Even more fundamentally, if you cannot even afford the cost of protection services, then you cannot even obtain basic police protection or basic protection under whatever private laws exist.
And what are we to make of this?:
“Of course, it is possible that in some areas a single agency would outcompete all others, but this does not seem likely when we realize that there is no territorial monopoly and that efficient firms would be able to open branches in other geographical areas.” (Rothbard 2009: 1052).If there is a protection agency in some areas that outcompetes “all others” it is not difficult to see how such an agency would obtain a monopoly or near monopoly on “protection services” in that area, driving its competitors out of business. The barriers to entry in that area might make it highly unlikely that “efficient firms would be able to open branches” there. That can only mean that in certain areas there would have a de facto government, the very thing that Rothbardians say is the ultimate evil. The only difference is that, if cannot or do not want to pay the monopoly protection agency, you get no basic police or justice services, which means we would have a strange de facto government only interested in those rich enough to afford its services.
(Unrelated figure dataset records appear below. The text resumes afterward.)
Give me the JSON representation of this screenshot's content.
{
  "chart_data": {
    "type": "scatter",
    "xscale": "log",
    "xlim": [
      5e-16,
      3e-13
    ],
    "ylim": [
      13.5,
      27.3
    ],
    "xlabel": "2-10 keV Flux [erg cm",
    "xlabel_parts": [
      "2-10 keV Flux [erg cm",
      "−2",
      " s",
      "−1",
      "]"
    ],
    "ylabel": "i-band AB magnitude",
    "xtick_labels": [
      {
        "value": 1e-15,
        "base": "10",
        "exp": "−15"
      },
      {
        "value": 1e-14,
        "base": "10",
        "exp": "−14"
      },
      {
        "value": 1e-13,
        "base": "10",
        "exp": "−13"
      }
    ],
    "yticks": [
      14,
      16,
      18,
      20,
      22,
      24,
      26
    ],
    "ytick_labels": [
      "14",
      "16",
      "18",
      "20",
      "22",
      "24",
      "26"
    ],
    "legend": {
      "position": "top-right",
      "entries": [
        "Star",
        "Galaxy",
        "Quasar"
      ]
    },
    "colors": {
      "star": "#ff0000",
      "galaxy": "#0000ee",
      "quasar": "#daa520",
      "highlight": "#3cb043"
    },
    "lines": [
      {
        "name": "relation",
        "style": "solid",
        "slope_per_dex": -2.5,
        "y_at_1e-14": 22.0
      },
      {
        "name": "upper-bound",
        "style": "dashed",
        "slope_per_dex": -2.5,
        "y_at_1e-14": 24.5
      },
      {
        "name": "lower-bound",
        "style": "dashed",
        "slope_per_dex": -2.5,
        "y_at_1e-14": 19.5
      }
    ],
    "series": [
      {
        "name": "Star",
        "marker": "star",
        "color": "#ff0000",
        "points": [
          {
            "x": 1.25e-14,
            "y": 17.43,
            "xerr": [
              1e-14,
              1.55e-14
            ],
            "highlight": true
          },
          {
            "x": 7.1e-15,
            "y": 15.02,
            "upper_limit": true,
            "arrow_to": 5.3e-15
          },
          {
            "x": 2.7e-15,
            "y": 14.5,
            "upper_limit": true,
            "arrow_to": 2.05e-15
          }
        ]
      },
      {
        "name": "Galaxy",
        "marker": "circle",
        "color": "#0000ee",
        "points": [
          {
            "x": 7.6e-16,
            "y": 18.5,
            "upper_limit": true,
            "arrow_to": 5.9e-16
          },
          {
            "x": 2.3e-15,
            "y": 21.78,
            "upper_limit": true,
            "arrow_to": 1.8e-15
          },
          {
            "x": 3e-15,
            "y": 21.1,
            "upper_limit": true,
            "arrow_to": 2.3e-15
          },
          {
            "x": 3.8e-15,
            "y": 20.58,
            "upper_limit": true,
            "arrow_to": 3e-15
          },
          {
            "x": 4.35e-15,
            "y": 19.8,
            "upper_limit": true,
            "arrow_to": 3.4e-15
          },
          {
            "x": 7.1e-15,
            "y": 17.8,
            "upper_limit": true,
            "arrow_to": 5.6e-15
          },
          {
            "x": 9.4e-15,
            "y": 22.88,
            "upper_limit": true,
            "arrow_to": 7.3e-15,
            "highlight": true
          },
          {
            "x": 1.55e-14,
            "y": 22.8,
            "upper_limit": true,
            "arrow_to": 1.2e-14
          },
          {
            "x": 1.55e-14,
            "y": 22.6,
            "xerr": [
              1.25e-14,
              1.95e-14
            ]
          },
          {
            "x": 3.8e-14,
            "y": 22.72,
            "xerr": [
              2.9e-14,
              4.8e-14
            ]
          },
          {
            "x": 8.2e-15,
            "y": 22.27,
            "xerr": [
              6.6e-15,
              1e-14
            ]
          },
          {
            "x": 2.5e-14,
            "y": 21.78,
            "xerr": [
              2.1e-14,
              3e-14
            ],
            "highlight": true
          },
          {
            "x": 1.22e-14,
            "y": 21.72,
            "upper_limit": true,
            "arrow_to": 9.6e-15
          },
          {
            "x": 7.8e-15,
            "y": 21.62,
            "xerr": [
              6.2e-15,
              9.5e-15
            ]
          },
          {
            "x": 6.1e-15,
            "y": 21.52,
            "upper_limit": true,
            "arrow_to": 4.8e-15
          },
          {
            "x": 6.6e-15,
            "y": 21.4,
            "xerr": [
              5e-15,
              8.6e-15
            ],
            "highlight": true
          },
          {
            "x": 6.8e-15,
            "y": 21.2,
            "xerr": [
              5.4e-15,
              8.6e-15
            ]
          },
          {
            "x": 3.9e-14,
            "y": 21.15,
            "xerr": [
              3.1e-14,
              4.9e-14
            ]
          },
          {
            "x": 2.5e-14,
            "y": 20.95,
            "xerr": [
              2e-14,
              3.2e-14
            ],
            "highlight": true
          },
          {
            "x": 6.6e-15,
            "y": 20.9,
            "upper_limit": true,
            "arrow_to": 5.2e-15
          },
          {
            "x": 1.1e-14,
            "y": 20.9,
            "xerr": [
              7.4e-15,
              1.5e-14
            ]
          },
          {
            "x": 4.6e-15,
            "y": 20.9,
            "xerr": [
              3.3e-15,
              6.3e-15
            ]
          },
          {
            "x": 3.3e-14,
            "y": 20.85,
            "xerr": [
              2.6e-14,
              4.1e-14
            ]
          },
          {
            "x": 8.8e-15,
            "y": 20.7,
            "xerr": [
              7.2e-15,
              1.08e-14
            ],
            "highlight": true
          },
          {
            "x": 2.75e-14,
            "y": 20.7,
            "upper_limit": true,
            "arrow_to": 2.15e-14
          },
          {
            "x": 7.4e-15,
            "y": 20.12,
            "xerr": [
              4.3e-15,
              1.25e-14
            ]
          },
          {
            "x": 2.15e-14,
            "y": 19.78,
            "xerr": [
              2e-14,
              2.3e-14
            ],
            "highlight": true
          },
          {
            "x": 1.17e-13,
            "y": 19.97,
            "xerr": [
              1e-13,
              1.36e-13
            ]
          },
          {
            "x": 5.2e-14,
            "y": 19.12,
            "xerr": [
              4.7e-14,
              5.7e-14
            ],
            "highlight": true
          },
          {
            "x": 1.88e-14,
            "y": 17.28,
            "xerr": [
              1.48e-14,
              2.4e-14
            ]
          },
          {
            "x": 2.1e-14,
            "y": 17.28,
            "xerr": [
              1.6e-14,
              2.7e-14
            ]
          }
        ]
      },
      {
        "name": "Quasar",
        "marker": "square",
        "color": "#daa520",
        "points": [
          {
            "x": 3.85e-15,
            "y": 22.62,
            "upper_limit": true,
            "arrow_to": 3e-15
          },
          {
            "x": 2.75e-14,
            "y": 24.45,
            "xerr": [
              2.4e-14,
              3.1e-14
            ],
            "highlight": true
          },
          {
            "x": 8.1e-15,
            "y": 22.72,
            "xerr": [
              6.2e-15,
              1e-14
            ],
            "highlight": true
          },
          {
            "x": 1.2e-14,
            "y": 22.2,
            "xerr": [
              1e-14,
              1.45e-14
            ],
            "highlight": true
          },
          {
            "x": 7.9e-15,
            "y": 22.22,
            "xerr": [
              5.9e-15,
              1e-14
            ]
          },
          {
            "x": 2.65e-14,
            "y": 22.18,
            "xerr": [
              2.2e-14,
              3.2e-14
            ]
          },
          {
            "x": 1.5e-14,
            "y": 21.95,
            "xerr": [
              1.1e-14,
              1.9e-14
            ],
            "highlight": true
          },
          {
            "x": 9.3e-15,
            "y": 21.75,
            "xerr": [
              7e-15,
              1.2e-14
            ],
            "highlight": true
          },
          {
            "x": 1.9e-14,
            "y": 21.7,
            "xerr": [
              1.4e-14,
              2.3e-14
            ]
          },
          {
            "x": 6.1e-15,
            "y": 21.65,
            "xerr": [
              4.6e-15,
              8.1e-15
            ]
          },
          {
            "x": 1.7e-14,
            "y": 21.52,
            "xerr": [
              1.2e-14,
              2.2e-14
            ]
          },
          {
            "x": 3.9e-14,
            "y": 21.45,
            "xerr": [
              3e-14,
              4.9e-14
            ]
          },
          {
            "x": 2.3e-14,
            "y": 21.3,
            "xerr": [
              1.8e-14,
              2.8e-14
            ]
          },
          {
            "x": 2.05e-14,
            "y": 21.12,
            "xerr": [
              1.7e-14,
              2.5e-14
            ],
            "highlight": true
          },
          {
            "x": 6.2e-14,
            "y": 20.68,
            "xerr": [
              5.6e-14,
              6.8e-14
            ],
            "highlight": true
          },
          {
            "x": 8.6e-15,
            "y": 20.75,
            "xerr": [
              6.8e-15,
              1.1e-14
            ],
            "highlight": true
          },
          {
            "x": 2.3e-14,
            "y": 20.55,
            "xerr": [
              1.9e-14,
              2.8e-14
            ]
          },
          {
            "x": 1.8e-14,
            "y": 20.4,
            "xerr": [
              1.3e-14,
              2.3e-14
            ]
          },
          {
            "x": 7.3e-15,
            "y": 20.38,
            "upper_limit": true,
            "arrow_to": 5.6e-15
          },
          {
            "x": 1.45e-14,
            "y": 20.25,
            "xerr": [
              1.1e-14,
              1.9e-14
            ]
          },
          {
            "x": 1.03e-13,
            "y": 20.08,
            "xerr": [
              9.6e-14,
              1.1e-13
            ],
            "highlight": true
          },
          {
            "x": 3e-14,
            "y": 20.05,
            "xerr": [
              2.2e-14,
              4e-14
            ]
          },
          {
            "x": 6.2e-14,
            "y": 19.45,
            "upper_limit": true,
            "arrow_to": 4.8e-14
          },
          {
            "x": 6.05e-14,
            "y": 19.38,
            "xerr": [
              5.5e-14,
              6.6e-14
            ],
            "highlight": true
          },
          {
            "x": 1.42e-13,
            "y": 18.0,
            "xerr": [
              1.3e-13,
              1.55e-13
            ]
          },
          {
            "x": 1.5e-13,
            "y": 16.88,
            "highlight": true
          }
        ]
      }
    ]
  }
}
In fact, Rothbard’s theory of monopoly is a strange one. Rothbard thinks that true “monopoly” is really only a right of exclusive production granted by the state to some entity (Rothbard 2009: 670). But this effectively means that if, in an anarcho-capitalist system, exclusive production of private protection emerged by one business, we would have a de facto government, but, strictly speaking, according to Rothbard, it isn’t really an objectionable monopoly because it emerged on a free market. Therefore even Rothbardian libertarians could not really object to such a de facto government emerging in their utopian world.
Rothbard, M. N. 1998. The Ethics of Liberty, New York University Press. New York, N.Y. and London.
Rothbard, M. N. 2009. Man, Economy, and State with Power and Market. The Scholar’s Edition (2nd edn.). Mises Institute, Auburn, Ala.
Rothbard, M. N. 2011. Economic Controversies. Ludwig von Mises Institute, Auburn, Ala.